Enhanced dielectric properties of polyvinylidene fluoride nanocomposites via calcium copper titanate nanofibers

Abstract

Polymer matrix nanocomposites with high permittivity attract more and more attention due to their flexibility, easy processing, low cost and wide applications of electronic industry. However, the permittivity of the majority of polymers are quite low.

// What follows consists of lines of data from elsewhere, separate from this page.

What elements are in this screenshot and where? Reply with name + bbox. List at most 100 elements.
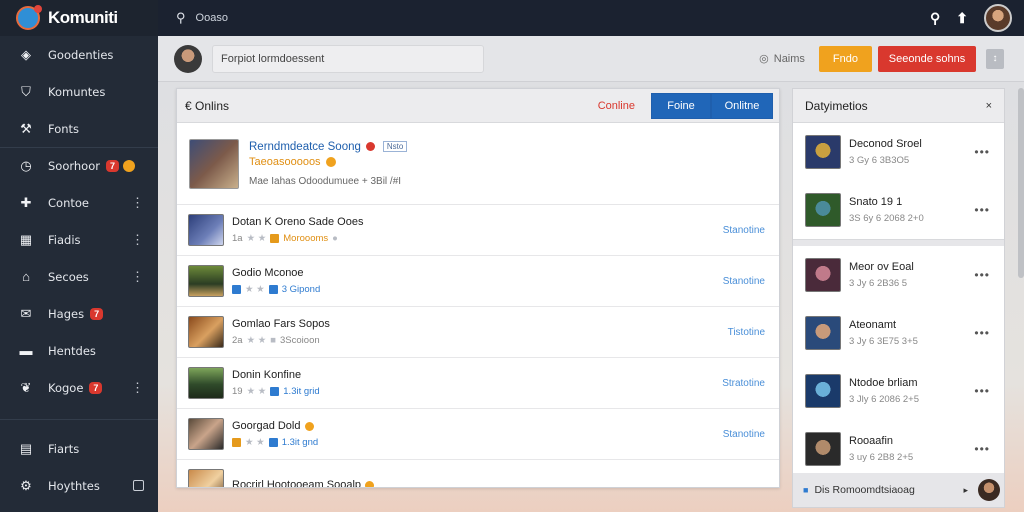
item-action-link[interactable]: Tistotine [728, 327, 765, 338]
sidebar-item-label: Goodenties [48, 47, 114, 62]
more-horizontal-icon[interactable]: ••• [974, 442, 990, 456]
scrollbar[interactable] [1018, 88, 1024, 278]
item-title: Godio Mconoe [232, 267, 304, 279]
hammer-icon: ⚒ [20, 120, 32, 136]
item-name: Rooaafin [849, 435, 894, 447]
sort-button[interactable]: ↕ [986, 48, 1004, 69]
sidebar-item-contoe[interactable]: ✚ Contoe ⋮ [0, 184, 158, 221]
item-title: Goorgad Dold [232, 420, 301, 432]
more-horizontal-icon[interactable]: ••• [974, 268, 990, 282]
sidebar-item-hentdes[interactable]: ▬ Hentdes [0, 332, 158, 369]
item-thumbnail [188, 469, 224, 487]
building-icon: ▤ [19, 440, 33, 456]
close-icon[interactable]: × [986, 100, 992, 112]
sidebar-item-soorhoor[interactable]: ◷ Soorhoor 7 [0, 147, 158, 184]
online-status[interactable]: Conline [598, 100, 635, 112]
more-horizontal-icon[interactable]: ••• [974, 145, 990, 159]
sidebar-item-fiarts[interactable]: ▤ Fiarts [0, 430, 158, 467]
sidebar-item-label: Fiarts [48, 441, 80, 456]
avatar[interactable] [174, 44, 202, 73]
star-icon: ★ ★ [245, 284, 265, 295]
list-item[interactable]: Gomlao Fars Sopos 2a ★ ★ ■ 3Scoioon Tist… [177, 307, 779, 358]
item-text: Snato 19 1 3S 6y 6 2068 2+0 [849, 196, 924, 224]
sidebar-item-label: Contoe [48, 195, 89, 210]
item-text: Donin Konfine 19 ★ ★ 1.3it grid [232, 369, 320, 397]
item-action-link[interactable]: Stanotine [723, 276, 765, 287]
panel-header: Datyimetios × [793, 89, 1004, 123]
more-vertical-icon[interactable]: ⋮ [131, 195, 144, 211]
tag-icon: ■ [270, 335, 277, 346]
sidebar-item-hoythtes[interactable]: ⚙ Hoythtes [0, 467, 158, 504]
item-meta: 1a ★ ★ Moroooms ● [232, 233, 363, 244]
search-input[interactable] [195, 12, 396, 24]
item-value: 3Scoioon [280, 335, 320, 346]
shield-icon: ◈ [21, 46, 31, 62]
item-action-link[interactable]: Stratotine [722, 378, 765, 389]
item-action-link[interactable]: Stanotine [723, 429, 765, 440]
list-item[interactable]: Dotan K Oreno Sade Ooes 1a ★ ★ Moroooms … [177, 205, 779, 256]
item-value: 1.3it grid [283, 386, 320, 397]
featured-subtitle-row: Taeoasooooos [249, 156, 407, 168]
sidebar: Komuniti ◈ Goodenties ⛉ Komuntes ⚒ Fonts… [0, 0, 158, 512]
search-icon[interactable]: ⚲ [176, 10, 186, 26]
sidebar-item-fiadis[interactable]: ▦ Fiadis ⋮ [0, 221, 158, 258]
item-thumbnail [805, 135, 841, 169]
user-avatar[interactable] [984, 4, 1012, 32]
tab-onlitne[interactable]: Onlitne [711, 92, 773, 119]
post-input[interactable] [212, 44, 484, 73]
more-horizontal-icon[interactable]: ••• [974, 384, 990, 398]
more-vertical-icon[interactable]: ⋮ [131, 269, 144, 285]
activity-item[interactable]: Meor ov Eoal 3 Jy 6 2B36 5 ••• [793, 246, 1004, 304]
activity-item[interactable]: Deconod Sroel 3 Gy 6 3B3O5 ••• [793, 123, 1004, 181]
chevron-right-icon[interactable]: ▸ [963, 485, 968, 496]
primary-action-button[interactable]: Fndo [818, 45, 872, 72]
list-item[interactable]: Goorgad Dold ★ ★ 1.3it gnd Stanotine [177, 409, 779, 460]
brand[interactable]: Komuniti [0, 0, 158, 36]
item-title: Gomlao Fars Sopos [232, 318, 330, 330]
panel-title: Datyimetios [805, 98, 868, 113]
upload-icon[interactable]: ⬆ [956, 10, 968, 27]
panel-footer[interactable]: ■ Dis Romoomdtsiaoag ▸ [793, 473, 1004, 507]
item-thumbnail [188, 214, 224, 246]
sidebar-item-label: Fonts [48, 121, 80, 136]
collapse-icon[interactable] [133, 480, 144, 491]
more-horizontal-icon[interactable]: ••• [974, 203, 990, 217]
tag-icon [232, 438, 241, 447]
item-value: 1.3it gnd [281, 437, 319, 448]
item-title: Donin Konfine [232, 369, 302, 381]
item-action-link[interactable]: Stanotine [723, 225, 765, 236]
sidebar-item-fonts[interactable]: ⚒ Fonts [0, 110, 158, 147]
item-text: Deconod Sroel 3 Gy 6 3B3O5 [849, 138, 922, 166]
list-item[interactable]: Donin Konfine 19 ★ ★ 1.3it grid Stratoti… [177, 358, 779, 409]
status-indicator[interactable]: ◎ Naims [759, 52, 805, 66]
app-name: Komuniti [48, 8, 118, 27]
activity-item[interactable]: Ntodoe brliam 3 Jly 6 2086 2+5 ••• [793, 362, 1004, 420]
item-meta: 19 ★ ★ 1.3it grid [232, 386, 320, 397]
sidebar-item-komuntes[interactable]: ⛉ Komuntes [0, 73, 158, 110]
item-text: Godio Mconoe ★ ★ 3 Gipond [232, 267, 320, 295]
list-item[interactable]: Rocrirl Hootooeam Sooalp [177, 460, 779, 487]
star-icon: ★ ★ [246, 386, 267, 397]
status-dot-icon [123, 160, 136, 172]
activity-item[interactable]: Rooaafin 3 uy 6 2B8 2+5 ••• [793, 420, 1004, 478]
notification-badge: 7 [90, 307, 104, 320]
secondary-action-button[interactable]: Seeonde sohns [878, 45, 976, 72]
status-label: Naims [773, 52, 805, 65]
list-item[interactable]: Godio Mconoe ★ ★ 3 Gipond Stanotine [177, 256, 779, 307]
activity-item[interactable]: Snato 19 1 3S 6y 6 2068 2+0 ••• [793, 181, 1004, 239]
sidebar-item-hages[interactable]: ✉ Hages 7 [0, 295, 158, 332]
notification-badge: 7 [89, 381, 103, 394]
more-vertical-icon[interactable]: ⋮ [131, 380, 144, 396]
more-vertical-icon[interactable]: ⋮ [131, 232, 144, 248]
tag-icon [268, 285, 278, 294]
featured-subtitle: Taeoasooooos [249, 155, 321, 168]
tab-foine[interactable]: Foine [651, 92, 711, 119]
activity-item[interactable]: Ateonamt 3 Jy 6 3E75 3+5 ••• [793, 304, 1004, 362]
sidebar-item-kogoe[interactable]: ❦ Kogoe 7 ⋮ [0, 369, 158, 406]
sidebar-item-secoes[interactable]: ⌂ Secoes ⋮ [0, 258, 158, 295]
more-horizontal-icon[interactable]: ••• [974, 326, 990, 340]
search-icon[interactable]: ⚲ [930, 10, 940, 27]
sidebar-item-goodenties[interactable]: ◈ Goodenties [0, 36, 158, 73]
avatar[interactable] [978, 479, 1000, 501]
featured-item[interactable]: Rerndmdeatce Soong Nsto Taeoasooooos Mae… [177, 123, 779, 205]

The most effective method is combining polymers and high-permittivity inorganic ceramics (such as TiO2, barium titanate, lead zirconate titanate and etc.). Calcium copper titanate (CCTO) is a promising candidate for fabrication high dielectric constant composites owing to its giant (>105) and stable permittivity over a very wide temperature range from 100 K to 500 K. In this research, the one-dimensional CCTO nanofibers (CCTO-NFs) with high aspect ratio were prepared by a novel strategy combining sol-gel method and electrospinning technology. The diameter of CCTO nanofibers is less than 300 nm. The morphology of CCTO nanofibers was researched by thermogravimetry-differential thermal analysis (TG-DTA) and scanning electron microscope (SEM). Based on the CCTO nanofibers, a novel composite with polyvinylidene fluoride (PVDF) matrix was prepared via the solution casting method. The permittivity of CCTO-NFs/PVDF composites was measured depending on different fillers loading. The results showed that CCTO nanofibers can improve the dielectric property of the PVDF composites effectively and the permittivity of composites increased with the increasing CCTO nanofibers loading. The PVDF nanocomposite with a low loading (7 vol%) exhibits good dielectric property. In addition, the permittivity of 22, which is about 2.4 times of neat PVDF, was obtained with 20 vol% loading of CCTO nanofibers/PVDF composite. This work indicates that CCTO nanofibers are potential fillers to develop the dielectric property of polymer composites and provide a new possibility to fabricate high-permittivity polymer nanocomposites.